Julien : On est dans l’exploitation des ambiguïtés et dans l’exploration de nos « identités ». En société, on décide toujours plus volontiers de se montrer sous une personnalité plus « convenable » alors que c’est humain d’avoir aussi des côtés sombres, moins acceptables ou acceptés. L’être humain est un être ambigu avec ses contradictions. La pièce est construite sur cette idée. Le Prince abrite en lui des contradictions énormes.

La dramaturgie peut parfois créer une forme d’écœurement et d'ivresse négative mais le but n’est pas de dénoncer ce phénomène ni d’accentuer une dimension tragique. Plutôt de constater les faits et mettre les face à cette réalité de l’être humain.

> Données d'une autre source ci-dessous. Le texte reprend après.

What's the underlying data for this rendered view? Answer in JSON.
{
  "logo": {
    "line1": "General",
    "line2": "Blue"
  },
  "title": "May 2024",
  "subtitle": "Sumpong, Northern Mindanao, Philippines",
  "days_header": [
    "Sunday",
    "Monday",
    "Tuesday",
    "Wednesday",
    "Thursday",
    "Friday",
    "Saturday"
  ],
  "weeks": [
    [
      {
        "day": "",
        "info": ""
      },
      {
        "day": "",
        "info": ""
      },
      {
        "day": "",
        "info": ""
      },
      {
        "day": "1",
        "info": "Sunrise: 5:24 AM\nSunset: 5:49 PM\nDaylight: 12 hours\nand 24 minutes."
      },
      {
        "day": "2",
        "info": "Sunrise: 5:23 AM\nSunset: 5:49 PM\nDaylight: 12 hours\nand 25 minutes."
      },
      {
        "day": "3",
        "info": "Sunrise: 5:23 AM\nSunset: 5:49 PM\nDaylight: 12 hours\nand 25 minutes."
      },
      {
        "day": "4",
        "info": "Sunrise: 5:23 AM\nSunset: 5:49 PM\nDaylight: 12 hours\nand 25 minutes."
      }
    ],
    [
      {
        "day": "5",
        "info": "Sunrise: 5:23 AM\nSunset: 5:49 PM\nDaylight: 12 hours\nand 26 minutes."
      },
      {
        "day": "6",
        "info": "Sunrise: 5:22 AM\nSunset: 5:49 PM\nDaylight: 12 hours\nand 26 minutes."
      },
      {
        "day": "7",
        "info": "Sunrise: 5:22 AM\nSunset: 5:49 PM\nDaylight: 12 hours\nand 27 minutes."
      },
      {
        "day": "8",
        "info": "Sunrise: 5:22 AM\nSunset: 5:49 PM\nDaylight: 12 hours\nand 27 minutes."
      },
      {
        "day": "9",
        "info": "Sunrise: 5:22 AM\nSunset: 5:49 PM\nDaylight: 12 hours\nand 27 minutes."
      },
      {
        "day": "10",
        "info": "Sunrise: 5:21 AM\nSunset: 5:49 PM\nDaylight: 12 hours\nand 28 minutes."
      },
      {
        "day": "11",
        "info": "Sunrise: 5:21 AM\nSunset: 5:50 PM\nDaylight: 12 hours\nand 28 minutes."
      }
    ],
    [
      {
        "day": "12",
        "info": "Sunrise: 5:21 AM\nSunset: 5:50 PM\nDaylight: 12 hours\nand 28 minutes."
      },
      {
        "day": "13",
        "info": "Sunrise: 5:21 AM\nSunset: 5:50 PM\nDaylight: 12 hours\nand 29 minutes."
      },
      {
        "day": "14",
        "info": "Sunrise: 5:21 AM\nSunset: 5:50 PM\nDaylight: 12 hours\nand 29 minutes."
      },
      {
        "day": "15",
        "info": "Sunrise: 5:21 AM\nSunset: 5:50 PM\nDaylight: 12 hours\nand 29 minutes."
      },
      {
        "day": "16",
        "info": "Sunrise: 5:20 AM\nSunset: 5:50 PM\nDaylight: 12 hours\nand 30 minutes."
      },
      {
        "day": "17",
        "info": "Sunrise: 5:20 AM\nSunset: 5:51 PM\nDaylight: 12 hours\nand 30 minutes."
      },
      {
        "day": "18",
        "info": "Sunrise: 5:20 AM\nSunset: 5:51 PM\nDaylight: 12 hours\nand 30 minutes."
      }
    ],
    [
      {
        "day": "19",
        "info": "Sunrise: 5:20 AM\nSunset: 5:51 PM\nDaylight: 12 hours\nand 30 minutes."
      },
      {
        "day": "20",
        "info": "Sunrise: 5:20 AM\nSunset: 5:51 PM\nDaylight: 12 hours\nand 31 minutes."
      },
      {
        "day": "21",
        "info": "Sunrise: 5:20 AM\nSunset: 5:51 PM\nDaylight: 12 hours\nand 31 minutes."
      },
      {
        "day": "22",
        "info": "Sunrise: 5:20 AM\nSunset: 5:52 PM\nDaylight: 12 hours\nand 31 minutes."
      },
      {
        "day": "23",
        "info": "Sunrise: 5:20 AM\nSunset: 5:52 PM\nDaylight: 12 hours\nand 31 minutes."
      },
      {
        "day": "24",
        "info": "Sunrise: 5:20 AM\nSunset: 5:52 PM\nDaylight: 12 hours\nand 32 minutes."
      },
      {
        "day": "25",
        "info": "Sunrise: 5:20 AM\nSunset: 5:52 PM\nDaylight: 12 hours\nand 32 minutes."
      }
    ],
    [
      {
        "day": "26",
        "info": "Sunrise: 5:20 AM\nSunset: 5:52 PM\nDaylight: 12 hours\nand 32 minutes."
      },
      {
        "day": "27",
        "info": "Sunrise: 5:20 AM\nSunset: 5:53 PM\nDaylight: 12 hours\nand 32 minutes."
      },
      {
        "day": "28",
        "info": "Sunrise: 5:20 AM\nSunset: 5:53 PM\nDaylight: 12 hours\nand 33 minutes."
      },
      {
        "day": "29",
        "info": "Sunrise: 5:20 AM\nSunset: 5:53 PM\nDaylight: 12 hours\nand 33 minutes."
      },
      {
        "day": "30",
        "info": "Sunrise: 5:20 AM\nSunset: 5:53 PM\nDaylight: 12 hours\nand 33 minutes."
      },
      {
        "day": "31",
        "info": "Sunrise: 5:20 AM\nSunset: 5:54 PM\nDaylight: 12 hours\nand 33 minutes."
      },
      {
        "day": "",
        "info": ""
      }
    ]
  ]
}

Vous incarnez Kylie Jenner dans la pièce, une personnalité publique très influente sur les réseaux sociaux. Comment définiriez-vous l’impact qu’ont ces influenceurs et influenceuses dans la perception de notre « moi » ?

Adriane : Je dirais que c’est un rapport de hantise. Ce n’est presque pas nécessaire de s’abonner à leur page, c’est là qu’elles sont aussi fascinantes : parvenir à ce degré de présence. Comment évoquer ces présences évanescentes sur scène alors que le théâtre est un acte physique ? C’est très intéressant. On suit ces personnes comme des amis, on a de leurs nouvelles chaque jour. Par ailleurs, les textes de la tuerie d’Orlando qu’on présente dans le spectacle, je les ai lus une seule fois et je ne les ai plus jamais oubliés. Ce sont des choses qui, même quand on n’y a plus accès, sont présentes, elles ont une actualité supérieure. Parfois, on présente le spectacle en disant que c’est une sorte de gala de spectres de présences évanescentes, lié à ce bombardement perpétuel d’informations.

Propos recueillis par Gabriel Pinheiro de Quadros et Léa Visinet Kridene, étudiant•e•s à Nanterre en Master MCEI.